These tragedies not only affected its victims, but they also cultivated a culture of fear. In a 1994 Children’s Defense Fund survey of black children ages 11 to 17 over three-fourths listed school violence as a serious problem; 70 percent named guns; and 64 percent identified dangerous neighborhoods. These dangers also impacted the daily habits of many African Americans. A 1994 New York Times survey of New Yorkers revealed that because of this insecurity 72 percent of blacks “had avoided places they used to go.” Another 59 percent reported that they “go out less at night” and 45 percent said that they “ride the subway less.”
It is no wonder that many African Americans had started to embrace punitive prescriptions by 1994. In the General Social Survey, black support for the death penalty for individuals convicted of murder increased from 39 percent in 1980 to 53.5 percent in 1992. African Americans certainly supported rehabilitation more than whites and desired gun control. Many were also clear-eyed about racial disparities in the criminal justice system. According to a 1994 Los Angeles Times poll, 43 percent of African Americans believed that stricter laws and prison sentences would increase discrimination against minority groups. Still, concern about racism and liberal tendencies did not curtail black support for punishment. In that same poll, 71 percent of blacks said that juveniles who commit crimes should be treated as adults, and 67 percent supported proposals that would require “any criminal convicted of three violent felonies be imprisoned for life without the possibility of parole.”
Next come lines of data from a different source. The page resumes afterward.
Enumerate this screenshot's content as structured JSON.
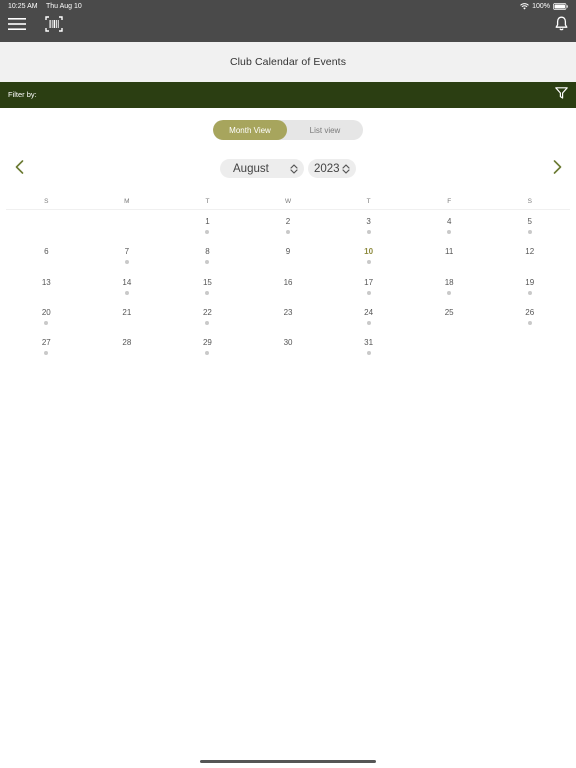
{
  "status_bar": {
    "time": "10:25 AM",
    "date": "Thu Aug 10",
    "battery": "100%",
    "wifi_icon": "wifi-icon",
    "battery_icon": "battery-icon"
  },
  "nav": {
    "menu_icon": "hamburger-menu-icon",
    "barcode_icon": "barcode-scan-icon",
    "bell_icon": "notification-bell-icon"
  },
  "page": {
    "title": "Club Calendar of Events"
  },
  "filter": {
    "label": "Filter by:",
    "icon": "filter-funnel-icon"
  },
  "view_toggle": {
    "month_view": "Month View",
    "list_view": "List view",
    "selected": "Month View"
  },
  "month_nav": {
    "prev_icon": "chevron-left-icon",
    "next_icon": "chevron-right-icon",
    "month": "August",
    "year": "2023",
    "picker_icon": "up-down-chevron-icon"
  },
  "calendar": {
    "weekdays": [
      "S",
      "M",
      "T",
      "W",
      "T",
      "F",
      "S"
    ],
    "today": "10",
    "weeks": [
      [
        {
          "day": ""
        },
        {
          "day": ""
        },
        {
          "day": "1",
          "event": true
        },
        {
          "day": "2",
          "event": true
        },
        {
          "day": "3",
          "event": true
        },
        {
          "day": "4",
          "event": true
        },
        {
          "day": "5",
          "event": true
        }
      ],
      [
        {
          "day": "6"
        },
        {
          "day": "7",
          "event": true
        },
        {
          "day": "8",
          "event": true
        },
        {
          "day": "9"
        },
        {
          "day": "10",
          "event": true,
          "today": true
        },
        {
          "day": "11"
        },
        {
          "day": "12"
        }
      ],
      [
        {
          "day": "13"
        },
        {
          "day": "14",
          "event": true
        },
        {
          "day": "15",
          "event": true
        },
        {
          "day": "16"
        },
        {
          "day": "17",
          "event": true
        },
        {
          "day": "18",
          "event": true
        },
        {
          "day": "19",
          "event": true
        }
      ],
      [
        {
          "day": "20",
          "event": true
        },
        {
          "day": "21"
        },
        {
          "day": "22",
          "event": true
        },
        {
          "day": "23"
        },
        {
          "day": "24",
          "event": true
        },
        {
          "day": "25"
        },
        {
          "day": "26",
          "event": true
        }
      ],
      [
        {
          "day": "27",
          "event": true
        },
        {
          "day": "28"
        },
        {
          "day": "29",
          "event": true
        },
        {
          "day": "30"
        },
        {
          "day": "31",
          "event": true
        },
        {
          "day": ""
        },
        {
          "day": ""
        }
      ]
    ]
  },
  "colors": {
    "top_bar": "#4a4a4a",
    "filter_bar": "#2b3e12",
    "accent": "#a7a55d",
    "today": "#8e8b3f",
    "event_dot": "#c9c9c9",
    "nav_arrow": "#6b7a33"
  }
}
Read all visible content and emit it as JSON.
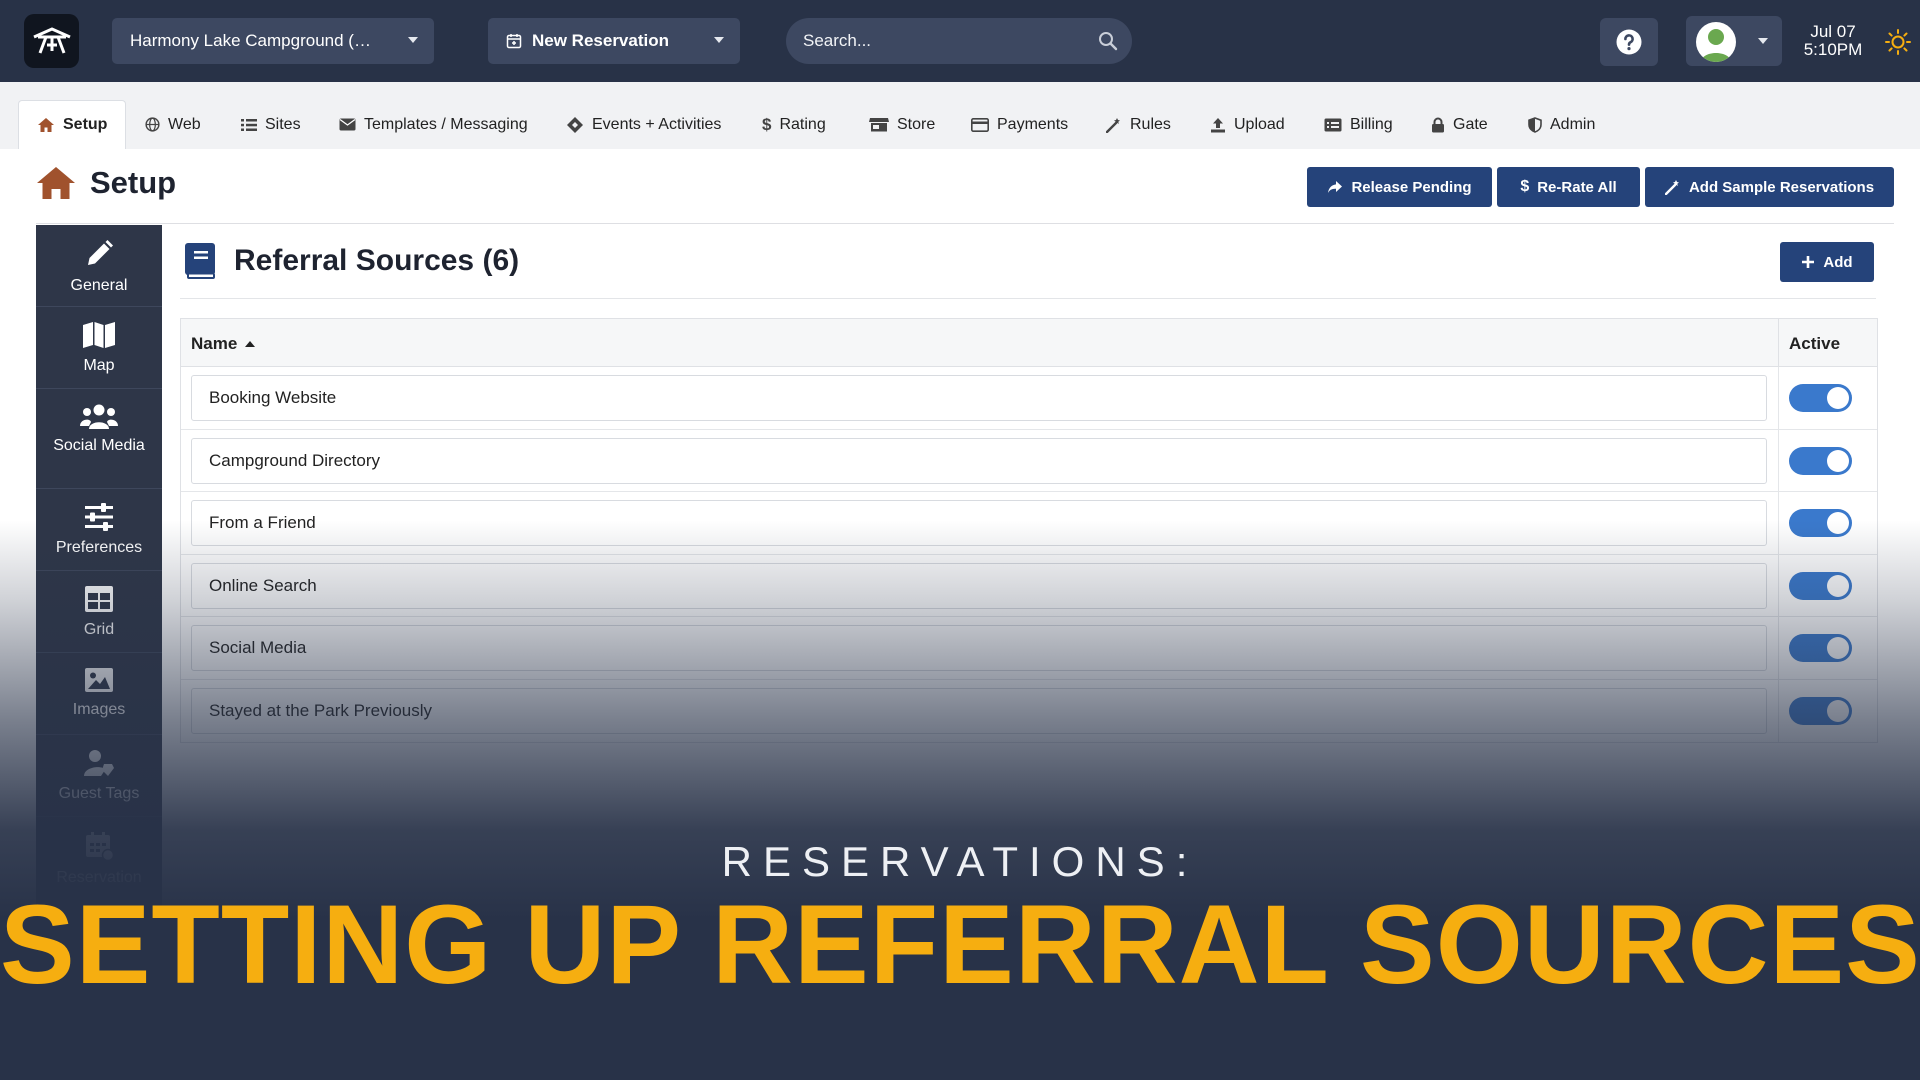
{
  "topbar": {
    "campground_label": "Harmony Lake Campground (…",
    "new_reservation_label": "New Reservation",
    "search_placeholder": "Search...",
    "date": "Jul 07",
    "time": "5:10PM"
  },
  "tabs": [
    {
      "label": "Setup",
      "icon": "home-icon",
      "active": true
    },
    {
      "label": "Web",
      "icon": "globe-icon"
    },
    {
      "label": "Sites",
      "icon": "list-icon"
    },
    {
      "label": "Templates / Messaging",
      "icon": "envelope-icon"
    },
    {
      "label": "Events + Activities",
      "icon": "ticket-icon"
    },
    {
      "label": "Rating",
      "icon": "dollar-icon"
    },
    {
      "label": "Store",
      "icon": "store-icon"
    },
    {
      "label": "Payments",
      "icon": "credit-card-icon"
    },
    {
      "label": "Rules",
      "icon": "magic-wand-icon"
    },
    {
      "label": "Upload",
      "icon": "upload-icon"
    },
    {
      "label": "Billing",
      "icon": "billing-icon"
    },
    {
      "label": "Gate",
      "icon": "lock-icon"
    },
    {
      "label": "Admin",
      "icon": "shield-icon"
    }
  ],
  "page": {
    "title": "Setup",
    "actions": {
      "release_pending": "Release Pending",
      "rerate_all": "Re-Rate All",
      "add_sample": "Add Sample Reservations"
    }
  },
  "sidebar": {
    "items": [
      {
        "label": "General",
        "icon": "pencil-icon"
      },
      {
        "label": "Map",
        "icon": "map-icon"
      },
      {
        "label": "Social Media",
        "icon": "users-icon"
      },
      {
        "label": "Preferences",
        "icon": "sliders-icon"
      },
      {
        "label": "Grid",
        "icon": "table-icon"
      },
      {
        "label": "Images",
        "icon": "image-icon"
      },
      {
        "label": "Guest Tags",
        "icon": "user-tag-icon"
      },
      {
        "label": "Reservation",
        "icon": "calendar-icon"
      }
    ]
  },
  "panel": {
    "title": "Referral Sources (6)",
    "add_label": "Add",
    "columns": {
      "name": "Name",
      "active": "Active"
    },
    "rows": [
      {
        "name": "Booking Website",
        "active": true
      },
      {
        "name": "Campground Directory",
        "active": true
      },
      {
        "name": "From a Friend",
        "active": true
      },
      {
        "name": "Online Search",
        "active": true
      },
      {
        "name": "Social Media",
        "active": true
      },
      {
        "name": "Stayed at the Park Previously",
        "active": true
      }
    ]
  },
  "overlay": {
    "kicker": "RESERVATIONS:",
    "headline": "SETTING UP REFERRAL SOURCES"
  },
  "colors": {
    "topbar": "#283247",
    "primary_button": "#25437a",
    "toggle_on": "#3a79cc",
    "headline": "#f6ae10",
    "home_icon": "#a0522d"
  }
}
Other surveys confirm these trends. In a Wall Street Journal/NBC survey, majorities of racial minorities supported adding 100,000 more police officers on the streets, allowing juveniles as young as 14 to be tried as adults when accused of a serious crime, and making more offenses eligible for the death penalty. A 1994 Time/CNN poll showed that, while only 33 percent of African Americans supported stop and frisk, 64.5 percent favored “life imprisonment for anyone convicted of three serious crimes” and 79 percent supported a 10pm curfew for children under the age of 18. Based her analysis of this survey, Katherine Tate, an expert on African American politics at Brown University, concluded that black opinion “favored the conservative elements of Clinton’s crime bill.”